Madam Caroline Roan, the President, The Pfizer Foundation, and Senior Vice President Global Health and Social Impact, Pfizer, said through the initiative, they were exploring and scaling new ways to ensure women with the disease in Rwanda, Ghana and Tanzania had equitable access to quality care.
“We believe everyone no matter where they live, deserves access to quality healthcare,” she said, adding that The Pfizer Foundation was proud to build on the longstanding collaborations with Jhpiego and Partners In Health, to improve health systems for underserved communities around the world.
More than 2.3 million patients were diagnosed with breast cancer in 2022 alone, and although the five-year survival rate in high-income countries exceeded 90 percent, it averaged at just 40 percent in sub-Saharan Africa.
Studies show that women in low- and middle-income countries were typically diagnosed in advanced stages of the disease and may face multiple barriers to care.
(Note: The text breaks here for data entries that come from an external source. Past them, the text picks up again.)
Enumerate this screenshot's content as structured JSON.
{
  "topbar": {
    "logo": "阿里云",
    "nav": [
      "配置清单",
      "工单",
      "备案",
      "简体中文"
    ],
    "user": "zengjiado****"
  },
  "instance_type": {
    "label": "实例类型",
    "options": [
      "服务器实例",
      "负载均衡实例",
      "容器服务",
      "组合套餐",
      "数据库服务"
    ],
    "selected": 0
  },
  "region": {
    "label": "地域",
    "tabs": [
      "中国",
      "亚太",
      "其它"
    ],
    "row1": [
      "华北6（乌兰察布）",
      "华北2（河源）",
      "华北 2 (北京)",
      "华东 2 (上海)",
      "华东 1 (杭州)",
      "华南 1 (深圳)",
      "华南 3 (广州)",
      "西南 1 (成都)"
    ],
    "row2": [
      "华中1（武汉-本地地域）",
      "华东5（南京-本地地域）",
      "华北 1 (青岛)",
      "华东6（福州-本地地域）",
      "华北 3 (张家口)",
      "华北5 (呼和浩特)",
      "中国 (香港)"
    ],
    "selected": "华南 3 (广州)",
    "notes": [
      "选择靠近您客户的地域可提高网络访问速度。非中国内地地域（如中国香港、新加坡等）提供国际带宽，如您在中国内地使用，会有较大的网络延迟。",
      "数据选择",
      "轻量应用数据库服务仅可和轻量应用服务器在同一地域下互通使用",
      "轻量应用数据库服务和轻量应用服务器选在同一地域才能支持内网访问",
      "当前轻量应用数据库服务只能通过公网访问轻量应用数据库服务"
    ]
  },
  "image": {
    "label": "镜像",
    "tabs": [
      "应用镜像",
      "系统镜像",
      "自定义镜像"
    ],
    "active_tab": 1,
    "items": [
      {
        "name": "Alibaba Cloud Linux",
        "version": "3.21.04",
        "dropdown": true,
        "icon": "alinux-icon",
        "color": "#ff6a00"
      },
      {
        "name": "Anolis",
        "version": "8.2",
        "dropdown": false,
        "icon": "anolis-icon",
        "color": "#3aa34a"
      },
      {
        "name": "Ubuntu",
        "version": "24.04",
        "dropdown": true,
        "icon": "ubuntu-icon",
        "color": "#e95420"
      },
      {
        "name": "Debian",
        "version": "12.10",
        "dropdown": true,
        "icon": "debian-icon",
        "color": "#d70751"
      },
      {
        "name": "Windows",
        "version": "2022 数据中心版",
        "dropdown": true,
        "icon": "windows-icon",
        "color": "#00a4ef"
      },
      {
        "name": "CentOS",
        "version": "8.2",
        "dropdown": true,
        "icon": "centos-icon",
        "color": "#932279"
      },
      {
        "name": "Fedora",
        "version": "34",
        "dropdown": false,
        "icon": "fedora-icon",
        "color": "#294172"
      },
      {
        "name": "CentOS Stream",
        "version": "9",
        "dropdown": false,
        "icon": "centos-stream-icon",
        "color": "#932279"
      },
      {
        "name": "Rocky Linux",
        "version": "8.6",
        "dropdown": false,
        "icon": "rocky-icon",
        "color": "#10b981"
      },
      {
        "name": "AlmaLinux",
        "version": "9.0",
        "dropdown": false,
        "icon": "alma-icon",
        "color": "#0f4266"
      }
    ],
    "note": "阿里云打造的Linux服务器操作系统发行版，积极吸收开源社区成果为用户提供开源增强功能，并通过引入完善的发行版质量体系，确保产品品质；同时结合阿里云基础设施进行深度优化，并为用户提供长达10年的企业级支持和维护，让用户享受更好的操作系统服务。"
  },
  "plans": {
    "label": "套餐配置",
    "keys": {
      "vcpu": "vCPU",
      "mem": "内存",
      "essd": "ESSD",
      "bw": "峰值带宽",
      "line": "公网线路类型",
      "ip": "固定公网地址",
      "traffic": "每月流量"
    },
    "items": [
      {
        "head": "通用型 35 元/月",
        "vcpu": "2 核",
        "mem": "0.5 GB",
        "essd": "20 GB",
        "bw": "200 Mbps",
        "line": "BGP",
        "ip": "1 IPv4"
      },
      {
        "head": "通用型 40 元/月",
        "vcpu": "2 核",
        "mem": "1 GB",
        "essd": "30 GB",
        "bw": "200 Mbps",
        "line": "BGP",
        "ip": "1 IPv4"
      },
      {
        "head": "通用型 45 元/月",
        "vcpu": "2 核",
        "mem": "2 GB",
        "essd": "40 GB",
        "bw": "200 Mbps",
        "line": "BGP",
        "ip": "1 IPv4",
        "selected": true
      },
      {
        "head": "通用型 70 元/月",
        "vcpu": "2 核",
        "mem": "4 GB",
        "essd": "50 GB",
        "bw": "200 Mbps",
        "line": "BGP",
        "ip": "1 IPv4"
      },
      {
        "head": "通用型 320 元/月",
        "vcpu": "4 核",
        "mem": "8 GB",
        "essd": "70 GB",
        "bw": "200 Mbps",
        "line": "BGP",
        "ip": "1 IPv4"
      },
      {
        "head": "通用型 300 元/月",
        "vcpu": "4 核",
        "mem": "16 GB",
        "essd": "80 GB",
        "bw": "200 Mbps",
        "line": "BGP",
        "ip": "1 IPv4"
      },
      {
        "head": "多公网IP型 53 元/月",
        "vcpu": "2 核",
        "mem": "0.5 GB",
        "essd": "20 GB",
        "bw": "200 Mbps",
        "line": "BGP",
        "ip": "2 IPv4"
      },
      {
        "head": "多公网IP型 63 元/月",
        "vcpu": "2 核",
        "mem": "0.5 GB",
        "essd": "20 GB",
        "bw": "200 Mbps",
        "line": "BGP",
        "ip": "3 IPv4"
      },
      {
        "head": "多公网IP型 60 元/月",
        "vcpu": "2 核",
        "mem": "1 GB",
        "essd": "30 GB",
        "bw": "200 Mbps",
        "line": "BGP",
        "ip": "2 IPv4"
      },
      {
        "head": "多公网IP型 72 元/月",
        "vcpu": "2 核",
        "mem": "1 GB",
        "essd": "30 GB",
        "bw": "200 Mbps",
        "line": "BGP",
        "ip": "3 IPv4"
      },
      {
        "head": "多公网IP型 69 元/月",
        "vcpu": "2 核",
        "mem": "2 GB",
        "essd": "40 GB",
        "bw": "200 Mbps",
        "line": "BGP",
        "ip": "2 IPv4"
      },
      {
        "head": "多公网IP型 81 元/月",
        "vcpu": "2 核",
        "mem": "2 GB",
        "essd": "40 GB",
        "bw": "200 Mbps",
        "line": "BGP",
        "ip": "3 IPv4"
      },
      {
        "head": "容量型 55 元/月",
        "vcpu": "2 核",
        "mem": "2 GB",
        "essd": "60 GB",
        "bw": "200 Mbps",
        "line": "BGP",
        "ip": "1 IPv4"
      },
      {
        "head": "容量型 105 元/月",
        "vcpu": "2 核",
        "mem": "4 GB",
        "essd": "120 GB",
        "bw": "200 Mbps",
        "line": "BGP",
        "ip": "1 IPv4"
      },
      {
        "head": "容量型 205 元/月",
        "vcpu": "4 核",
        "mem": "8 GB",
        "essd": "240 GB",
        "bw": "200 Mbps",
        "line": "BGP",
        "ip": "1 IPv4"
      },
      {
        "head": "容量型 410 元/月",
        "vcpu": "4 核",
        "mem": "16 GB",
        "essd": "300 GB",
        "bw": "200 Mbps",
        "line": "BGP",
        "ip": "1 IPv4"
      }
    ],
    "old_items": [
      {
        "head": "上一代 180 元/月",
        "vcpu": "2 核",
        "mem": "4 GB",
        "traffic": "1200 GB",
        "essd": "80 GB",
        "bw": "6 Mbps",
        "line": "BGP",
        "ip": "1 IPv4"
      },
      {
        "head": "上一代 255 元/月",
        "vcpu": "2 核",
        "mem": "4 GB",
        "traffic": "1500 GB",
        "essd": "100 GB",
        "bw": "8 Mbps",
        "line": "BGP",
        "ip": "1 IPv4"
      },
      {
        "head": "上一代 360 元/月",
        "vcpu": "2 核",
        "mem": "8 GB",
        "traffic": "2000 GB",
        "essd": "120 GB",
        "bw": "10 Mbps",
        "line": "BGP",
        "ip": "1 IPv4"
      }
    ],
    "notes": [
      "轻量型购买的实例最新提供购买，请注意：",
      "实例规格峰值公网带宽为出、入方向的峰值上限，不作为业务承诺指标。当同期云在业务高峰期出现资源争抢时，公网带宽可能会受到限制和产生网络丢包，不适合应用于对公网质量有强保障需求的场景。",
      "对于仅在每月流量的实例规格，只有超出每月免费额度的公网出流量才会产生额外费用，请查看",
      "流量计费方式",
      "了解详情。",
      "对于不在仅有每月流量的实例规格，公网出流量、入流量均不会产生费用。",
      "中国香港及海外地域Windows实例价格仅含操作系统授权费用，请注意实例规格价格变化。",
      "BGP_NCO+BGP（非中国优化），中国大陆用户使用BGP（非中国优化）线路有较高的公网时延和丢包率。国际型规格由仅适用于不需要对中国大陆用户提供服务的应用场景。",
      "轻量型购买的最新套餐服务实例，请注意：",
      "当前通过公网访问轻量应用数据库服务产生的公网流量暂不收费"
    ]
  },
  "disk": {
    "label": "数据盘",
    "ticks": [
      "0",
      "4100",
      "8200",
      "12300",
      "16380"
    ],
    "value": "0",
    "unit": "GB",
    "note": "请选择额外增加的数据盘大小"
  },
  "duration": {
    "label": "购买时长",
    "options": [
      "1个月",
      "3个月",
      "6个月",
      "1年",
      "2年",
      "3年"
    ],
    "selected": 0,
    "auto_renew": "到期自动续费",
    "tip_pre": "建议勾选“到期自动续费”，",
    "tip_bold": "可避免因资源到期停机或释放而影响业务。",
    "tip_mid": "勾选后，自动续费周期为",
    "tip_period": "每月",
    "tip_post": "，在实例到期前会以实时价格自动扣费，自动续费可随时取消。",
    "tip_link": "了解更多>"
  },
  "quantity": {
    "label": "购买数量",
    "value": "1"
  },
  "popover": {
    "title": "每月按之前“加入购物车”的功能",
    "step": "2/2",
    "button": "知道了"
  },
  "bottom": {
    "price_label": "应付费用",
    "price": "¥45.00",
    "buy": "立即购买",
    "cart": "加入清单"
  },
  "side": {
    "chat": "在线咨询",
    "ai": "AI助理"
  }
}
They also faced complex diagnostic processes at limited healthcare facilities, shortages of trained medical professionals, financial constraints, and social stigma.
Additionally, even if diagnosed, women living with the disease in these countries could experience a six-month delay on average before starting treatment, a critical time when it could progress and become more deadly.
“While many women with breast cancer in wealthier countries have access to timely diagnostic care and treatment, far too many in sub-Saharan Africa face preventable loss due to barriers that delay access to routine cancer care,” said Dr Leslie Mancuso, President and CEO, Jhpiego.
The partnership, she said, leveraged their tools and expertise to provide care with dignity and hoped to establish a scalable model to close breast cancer care gaps wherever they persisted.
Dr Sheila Davis, Chief Executive Officer, Partners In Health, said: “Even when diagnostic technology for early-stage breast cancer is available in under-resourced settings like Rwanda, access still requires a woman to travel for hours, often by foot and, if possible, by bus or motorcycle to reach a health facility that likely won’t have the tools or trained clinicians needed to treat her”.
“This collaboration is changing that by bringing improved screening, diagnosis, and treatment directly to communities, impacting women’s health outcomes and transforming health systems at the same time”.
The initiative builds on Pfizer’s commitment to creating a world where people with cancer can live better and longer lives.
The vision of Pfizer’s Accord for a Healthier World aims to expand access to quality care and close the health equity gap by enabling access to Pfizer’s full portfolio of medicines and vaccines for which Pfizer holds global rights on a not-for-profit basis to 45 lower-income countries around the world, including Rwanda, Ghana, and Tanzania.
The mission of The Pfizer Foundation is to help build healthier communities around the world with investments in community-led partnerships and solutions to address complex global health challenges, respond to urgent health needs and empower Pfizer colleagues to make an impact where they live, work and beyond.